The girl keeps shooting her these little looks that Tea neither understands nor wants to understand. A one night stand of the mind blowing proportions last night was warrants this sort of awkward morning afters. When Tea is too tired and satisfied to demand the other leave immediately. When the girl she's with can't find the energy or the will to go on her own. Tea's used to it. It doesn't mean anything.

She's felt nothing for this girl, nor this girl for her. Random hook-ups with hot chicks and great sex, they roll off Tea like nothing. Because they mean nothing. She smuggles the hungover girl out of her room with a fake smile and a bullshit excuse about studying late. Her family buys it. They always do. Tea's been wearing the same fake smile for so long, even she doesn't remember what the real one looks like anymore.

A pretty little lie hiding all the emptiness inside.


Tea scopes the club thoroughly for girls hot enough to take home. She weeds through the heteros slowly. Don't get her wrong, straight girls can really rock the sack sometimes, but she doesn't want to have to try and explain to her family why the girl naked in her bed is hysterical, freaking out about being gay. Tea doesn't need that kind of drama in her life.

She gets enough just trying to pretend to be normal in her parents' eyes. Hiding the gayness, the manipulations, the lies, the drugs, the drinking, the...well, honestly, everything. God forbid if her family ever figured who the hell she really is.

The picture perfect daughter, cracked and broken just under the surface.

Shit. She needs to stop thinking like this. Shake it off. Be the fucking Tea Marvelli she decided long ago she would be. Un-fucking-touchable by anyone or anything.

The smile is painted on again, all sexy arrogance and seductive teasing, as she moves through the crowd. She moves slow and sensuous, the predator hunting for her prey. Ah, there. Beautiful, a little drunk but not wasted, and sending out gaydar vibes like nobody's business.

Perfect.
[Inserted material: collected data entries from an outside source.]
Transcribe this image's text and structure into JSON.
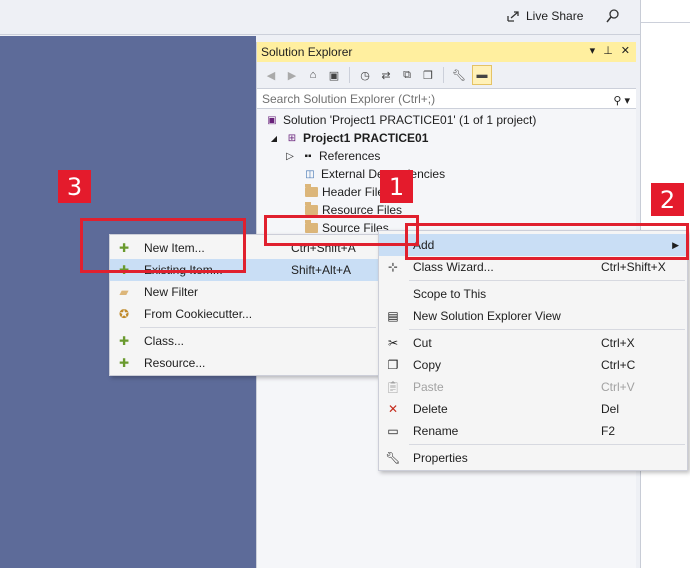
{
  "topbar": {
    "live_share": "Live Share"
  },
  "solution_explorer": {
    "title": "Solution Explorer",
    "search_placeholder": "Search Solution Explorer (Ctrl+;)",
    "tree": {
      "solution": "Solution 'Project1 PRACTICE01' (1 of 1 project)",
      "project": "Project1 PRACTICE01",
      "references": "References",
      "external": "External Dependencies",
      "header_files": "Header Files",
      "resource_files": "Resource Files",
      "source_files": "Source Files"
    }
  },
  "context_menu": {
    "add": "Add",
    "class_wizard": "Class Wizard...",
    "class_wizard_sc": "Ctrl+Shift+X",
    "scope": "Scope to This",
    "new_view": "New Solution Explorer View",
    "cut": "Cut",
    "cut_sc": "Ctrl+X",
    "copy": "Copy",
    "copy_sc": "Ctrl+C",
    "paste": "Paste",
    "paste_sc": "Ctrl+V",
    "delete": "Delete",
    "delete_sc": "Del",
    "rename": "Rename",
    "rename_sc": "F2",
    "properties": "Properties"
  },
  "add_submenu": {
    "new_item": "New Item...",
    "new_item_sc": "Ctrl+Shift+A",
    "existing_item": "Existing Item...",
    "existing_item_sc": "Shift+Alt+A",
    "new_filter": "New Filter",
    "cookiecutter": "From Cookiecutter...",
    "class": "Class...",
    "resource": "Resource..."
  },
  "badges": {
    "one": "1",
    "two": "2",
    "three": "3"
  }
}
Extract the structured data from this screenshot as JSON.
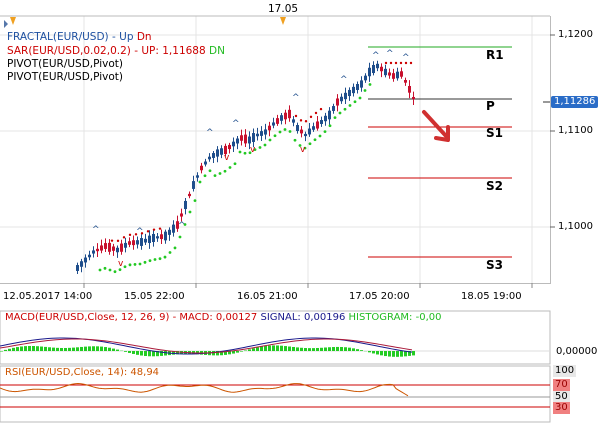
{
  "header": {
    "time_marker": "17.05"
  },
  "legend": {
    "fractal_name": "FRACTAL(EUR/USD)",
    "fractal_sep": "-",
    "fractal_up": "Up",
    "fractal_dn": "Dn",
    "sar_name": "SAR(EUR/USD,0.02,0.2)",
    "sar_sep": "-",
    "sar_up": "UP: 1,11688",
    "sar_dn": "DN",
    "pivot1": "PIVOT(EUR/USD,Pivot)",
    "pivot2": "PIVOT(EUR/USD,Pivot)"
  },
  "pivots": {
    "r1": "R1",
    "p": "P",
    "s1": "S1",
    "s2": "S2",
    "s3": "S3"
  },
  "price_axis": {
    "ticks": [
      "1,1200",
      "1,1100",
      "1,1000"
    ],
    "current_price": "1,11286"
  },
  "time_axis": {
    "ticks": [
      "12.05.2017 14:00",
      "15.05 22:00",
      "16.05 21:00",
      "17.05 20:00",
      "18.05 19:00"
    ]
  },
  "macd": {
    "label_name": "MACD(EUR/USD,Close, 12, 26, 9)",
    "label_sep": "-",
    "label_macd": "MACD: 0,00127",
    "label_signal": "SIGNAL: 0,00196",
    "label_histogram": "HISTOGRAM: -0,00",
    "axis_value": "0,00000"
  },
  "rsi": {
    "label": "RSI(EUR/USD,Close, 14): 48,94",
    "levels": [
      "100",
      "70",
      "50",
      "30"
    ]
  },
  "colors": {
    "bull_candle": "#1f4e8c",
    "bear_candle": "#c8102e",
    "sar_dots": "#22c822",
    "pivot_green": "#22aa22",
    "pivot_red": "#cc0000",
    "fractal_up": "#1f4e8c",
    "fractal_dn": "#cc0000",
    "legend_blue": "#1e50a0",
    "legend_red": "#cc0000",
    "legend_green": "#22bb22",
    "macd_hist": "#22cc22",
    "macd_line": "#1a1a8c",
    "signal_line": "#aa1a3a",
    "rsi_line": "#cc5500"
  }
}
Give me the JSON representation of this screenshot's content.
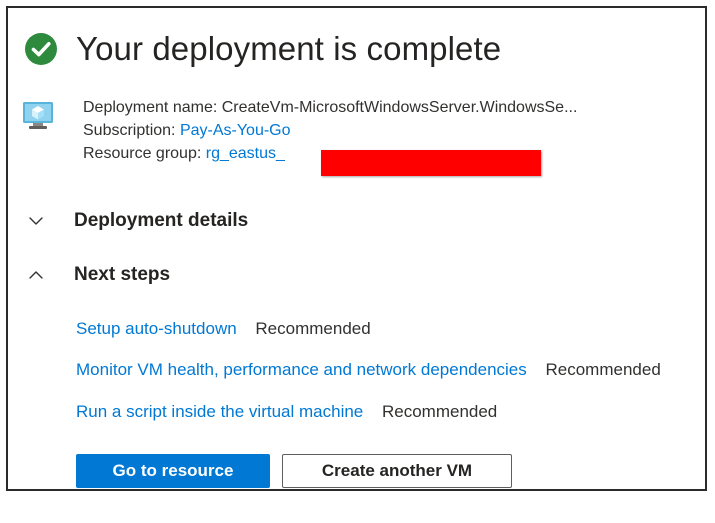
{
  "header": {
    "title": "Your deployment is complete"
  },
  "deployment": {
    "name_label": "Deployment name:",
    "name_value": "CreateVm-MicrosoftWindowsServer.WindowsSe...",
    "subscription_label": "Subscription:",
    "subscription_value": "Pay-As-You-Go",
    "resource_group_label": "Resource group:",
    "resource_group_value": "rg_eastus_"
  },
  "sections": {
    "details": "Deployment details",
    "next_steps": "Next steps"
  },
  "next_steps": [
    {
      "link": "Setup auto-shutdown",
      "badge": "Recommended"
    },
    {
      "link": "Monitor VM health, performance and network dependencies",
      "badge": "Recommended"
    },
    {
      "link": "Run a script inside the virtual machine",
      "badge": "Recommended"
    }
  ],
  "buttons": {
    "go_to_resource": "Go to resource",
    "create_another": "Create another VM"
  },
  "colors": {
    "accent": "#0078d4",
    "success": "#2e8b3e",
    "redaction": "#ff0000"
  },
  "icons": {
    "status": "check-circle-icon",
    "resource": "virtual-machine-icon",
    "collapsed": "chevron-down-icon",
    "expanded": "chevron-up-icon"
  }
}
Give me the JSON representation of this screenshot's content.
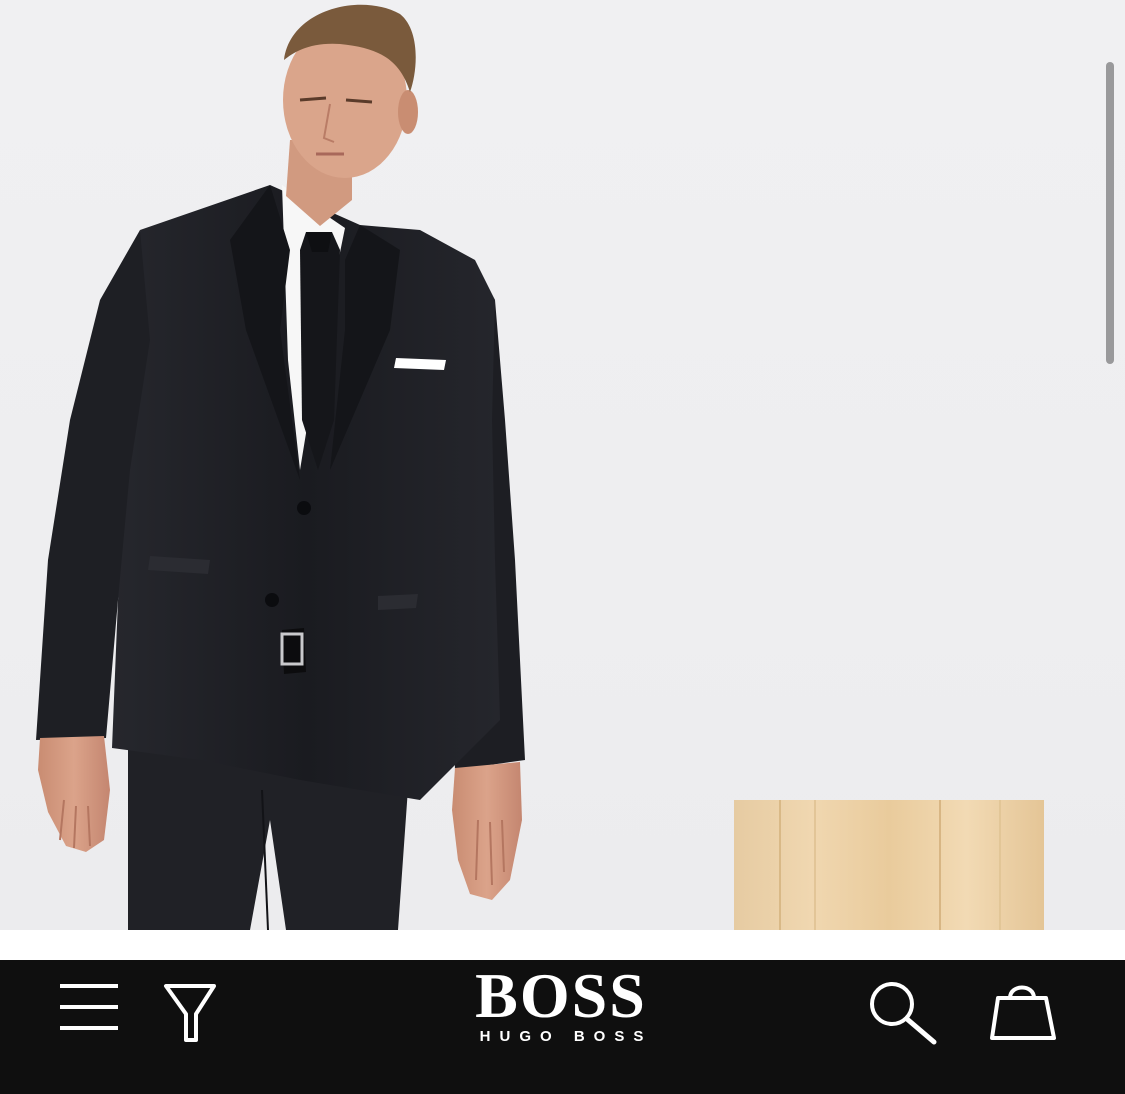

A warm body pressed against her, driving away thought, is exactly what she needs right now.

Tea sidles up behind her, begins the dance she'd long ago perfected. Matches her pace, hands on her hips. She looks behind her, curious to see who she's dancing with, and smiles flirtatiously at the sight that greets her. She turns to face Tea, leans in to whisper her name, "I'm Gwen."

Tea smirks and leans in to kiss her. It's demanding on both sides, and Tea knows instantly that this girl isn't even going to make it all the way to one house or another. She has the taste of frantic bathroom sex on her tongue.

And sure enough, the girl is pulling tea away from the dance floor, not towards the door but to the bathrooms. Tea grins because, god, she's good at this. This, the fleeting touches and the harsh kisses, it makes her feel. Something. Anything. Whatever she can get her hands on, emotion in any form. To make her real for just a second. Just one fucking second.

Then, it done. Hands retreat, lips pull away. Ecstasy fades into the familiar numb. The hollow crash after the high. She's still trembling from the rush, from existing long enough to make Gwen cry out, to stifle her own.

And then, she's gone. Walking away because she feels nothing again. And it hurts a little more right after, the nothing after the everything. It's a masochistic kind of feeling, but it's a feeling. Gwen is looking at her like she might want a round two, but the aching emptiness inside is crying out and Tea can't even contemplate giving in and feeling again, just to have it snatched away again by her own fucked up mind or heart or whatever is that's broken in her. So she just goes.

Goes to dance, to get lost. To forget that her life is a lie void of everything and anything real. She dances through the crowd, untouched, untouchable. A ghost, an illusion. Beautiful girl, always in control. The world at her feet and no idea what to do with it.